Use Green's theorem to calculate the area enclosed by the curve:
$x^{2/3}+y^{2/3}=4$
Knowing that
$A=\frac{1}{2}\int_c xdy-ydx$
I know that there are already some questions and answers on this site regarding Green's theorem, and I've read many of them. I still really do not know how to proceed, though. Any help or direction would be appreciated. Thanks.
Alright, I am going to assume you are working over the reals, and make the assumption that $(-x)^{1/3} = -x^{1/3}$. (I.e., we are ignoring the existence of complex solutions.) Then the curve is symmetric about the $x$ and $y$ axes, so you need only compute the area in any of the four quadrants. (It's either this or evaluate the 4 smooth pieces in each quadrant. Either way works, but $3<4$, so why not.)
For this you want to parametrize each piece, and run through the standard line integral computation for each of the three (or four) pieces.

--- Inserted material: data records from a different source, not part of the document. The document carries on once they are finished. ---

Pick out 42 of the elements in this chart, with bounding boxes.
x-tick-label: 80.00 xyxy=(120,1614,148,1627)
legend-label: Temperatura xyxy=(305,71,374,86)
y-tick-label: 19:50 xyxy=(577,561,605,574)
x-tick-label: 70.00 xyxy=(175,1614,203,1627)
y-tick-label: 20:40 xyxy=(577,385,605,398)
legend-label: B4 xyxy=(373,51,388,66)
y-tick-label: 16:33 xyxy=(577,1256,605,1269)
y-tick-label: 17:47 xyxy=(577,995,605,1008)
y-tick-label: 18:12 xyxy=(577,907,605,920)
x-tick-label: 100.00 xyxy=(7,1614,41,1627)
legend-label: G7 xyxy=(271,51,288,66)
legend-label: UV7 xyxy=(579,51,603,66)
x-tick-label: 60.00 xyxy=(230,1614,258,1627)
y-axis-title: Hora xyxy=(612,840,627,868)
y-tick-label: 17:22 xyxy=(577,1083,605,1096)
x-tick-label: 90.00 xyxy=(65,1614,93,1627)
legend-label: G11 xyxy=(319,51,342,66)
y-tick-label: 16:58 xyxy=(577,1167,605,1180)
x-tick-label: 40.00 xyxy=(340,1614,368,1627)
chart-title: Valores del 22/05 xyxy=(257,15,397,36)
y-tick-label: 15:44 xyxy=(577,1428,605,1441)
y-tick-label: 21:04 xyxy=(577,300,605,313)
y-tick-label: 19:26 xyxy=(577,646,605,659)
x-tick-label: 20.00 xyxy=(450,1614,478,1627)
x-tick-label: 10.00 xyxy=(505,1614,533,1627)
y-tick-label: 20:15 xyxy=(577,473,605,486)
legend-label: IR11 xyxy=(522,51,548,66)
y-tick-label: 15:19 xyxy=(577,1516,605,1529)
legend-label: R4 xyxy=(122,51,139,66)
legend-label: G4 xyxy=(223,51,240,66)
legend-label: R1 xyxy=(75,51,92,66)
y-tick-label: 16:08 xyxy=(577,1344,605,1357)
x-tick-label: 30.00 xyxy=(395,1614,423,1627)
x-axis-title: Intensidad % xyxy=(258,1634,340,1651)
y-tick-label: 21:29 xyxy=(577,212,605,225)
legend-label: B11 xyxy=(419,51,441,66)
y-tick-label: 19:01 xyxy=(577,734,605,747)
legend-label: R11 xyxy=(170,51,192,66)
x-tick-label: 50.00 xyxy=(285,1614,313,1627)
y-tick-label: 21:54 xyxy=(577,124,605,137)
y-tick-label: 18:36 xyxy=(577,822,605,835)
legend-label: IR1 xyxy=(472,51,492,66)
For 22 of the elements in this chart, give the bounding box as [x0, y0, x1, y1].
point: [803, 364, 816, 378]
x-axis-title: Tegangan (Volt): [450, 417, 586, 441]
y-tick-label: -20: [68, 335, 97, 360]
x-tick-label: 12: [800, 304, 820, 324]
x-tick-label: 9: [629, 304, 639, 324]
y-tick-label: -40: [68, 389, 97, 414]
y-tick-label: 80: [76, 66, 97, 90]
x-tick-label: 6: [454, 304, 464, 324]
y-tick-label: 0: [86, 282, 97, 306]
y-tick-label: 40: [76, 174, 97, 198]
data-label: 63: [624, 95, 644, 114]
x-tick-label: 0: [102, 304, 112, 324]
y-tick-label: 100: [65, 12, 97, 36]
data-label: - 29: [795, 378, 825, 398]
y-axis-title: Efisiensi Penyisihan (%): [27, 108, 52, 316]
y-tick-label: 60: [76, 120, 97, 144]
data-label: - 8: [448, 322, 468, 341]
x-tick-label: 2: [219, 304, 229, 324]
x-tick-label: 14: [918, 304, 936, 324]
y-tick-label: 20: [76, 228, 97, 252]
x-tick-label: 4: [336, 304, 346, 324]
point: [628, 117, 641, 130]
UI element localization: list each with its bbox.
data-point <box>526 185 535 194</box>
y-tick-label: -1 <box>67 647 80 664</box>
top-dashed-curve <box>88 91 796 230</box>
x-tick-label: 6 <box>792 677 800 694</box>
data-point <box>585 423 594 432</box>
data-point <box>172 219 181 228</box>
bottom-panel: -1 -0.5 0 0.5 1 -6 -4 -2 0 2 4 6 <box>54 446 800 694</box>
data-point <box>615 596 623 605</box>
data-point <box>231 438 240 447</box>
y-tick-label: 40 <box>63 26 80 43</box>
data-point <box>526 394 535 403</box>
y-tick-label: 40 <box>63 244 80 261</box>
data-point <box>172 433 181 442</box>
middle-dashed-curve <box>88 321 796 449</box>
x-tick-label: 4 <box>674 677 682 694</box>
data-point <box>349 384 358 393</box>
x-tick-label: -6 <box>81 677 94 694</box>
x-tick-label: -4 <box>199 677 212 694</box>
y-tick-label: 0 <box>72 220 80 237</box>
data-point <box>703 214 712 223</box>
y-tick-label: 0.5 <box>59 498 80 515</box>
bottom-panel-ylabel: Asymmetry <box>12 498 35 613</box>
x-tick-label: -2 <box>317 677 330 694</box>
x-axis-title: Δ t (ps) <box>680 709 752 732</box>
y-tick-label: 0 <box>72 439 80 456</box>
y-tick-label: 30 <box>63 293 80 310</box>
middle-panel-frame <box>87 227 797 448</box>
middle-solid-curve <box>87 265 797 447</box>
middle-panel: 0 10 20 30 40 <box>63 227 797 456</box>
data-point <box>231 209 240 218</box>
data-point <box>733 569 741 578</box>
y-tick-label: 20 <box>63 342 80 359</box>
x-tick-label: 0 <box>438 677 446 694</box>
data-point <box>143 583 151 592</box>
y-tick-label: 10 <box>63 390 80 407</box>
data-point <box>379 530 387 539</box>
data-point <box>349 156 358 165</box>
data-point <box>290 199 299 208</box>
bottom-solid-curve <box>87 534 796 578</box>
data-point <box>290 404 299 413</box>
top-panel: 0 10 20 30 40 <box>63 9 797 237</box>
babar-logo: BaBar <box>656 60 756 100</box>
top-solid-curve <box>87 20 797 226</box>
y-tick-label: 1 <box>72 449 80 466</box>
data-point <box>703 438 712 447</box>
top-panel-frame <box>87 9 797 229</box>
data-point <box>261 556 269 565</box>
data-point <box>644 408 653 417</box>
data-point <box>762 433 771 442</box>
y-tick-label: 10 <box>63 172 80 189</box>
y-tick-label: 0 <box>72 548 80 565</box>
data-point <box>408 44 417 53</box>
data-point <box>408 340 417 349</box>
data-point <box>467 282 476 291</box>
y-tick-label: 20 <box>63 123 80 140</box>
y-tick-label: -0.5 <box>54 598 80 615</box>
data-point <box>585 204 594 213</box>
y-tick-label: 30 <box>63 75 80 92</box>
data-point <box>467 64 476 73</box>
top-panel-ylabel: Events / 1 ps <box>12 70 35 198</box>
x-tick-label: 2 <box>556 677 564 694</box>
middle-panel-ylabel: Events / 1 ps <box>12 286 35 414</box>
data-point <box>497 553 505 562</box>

Parametrizing the straight lines is not so bad, but for the curve you need to think a little more carefully. Firstly where does it start, and where does it end? (Not only what are the points, but you need to be careful with the choice of orientation for using Green's theorem properly!)
Next, how can we actually write down a parametrization? Well, you can simply set $x=t$, and find out what this forces $y$ to be. In particular, setting $x(t) = t$ will give you a well-defined function $y(t)$ so that the curve is plotted out by $(x(t),y(t))$. With this hand you can now do the standard line integral computation. (Not the nicest of integrals, but doable.)
Let me know if any of the steps are unclear.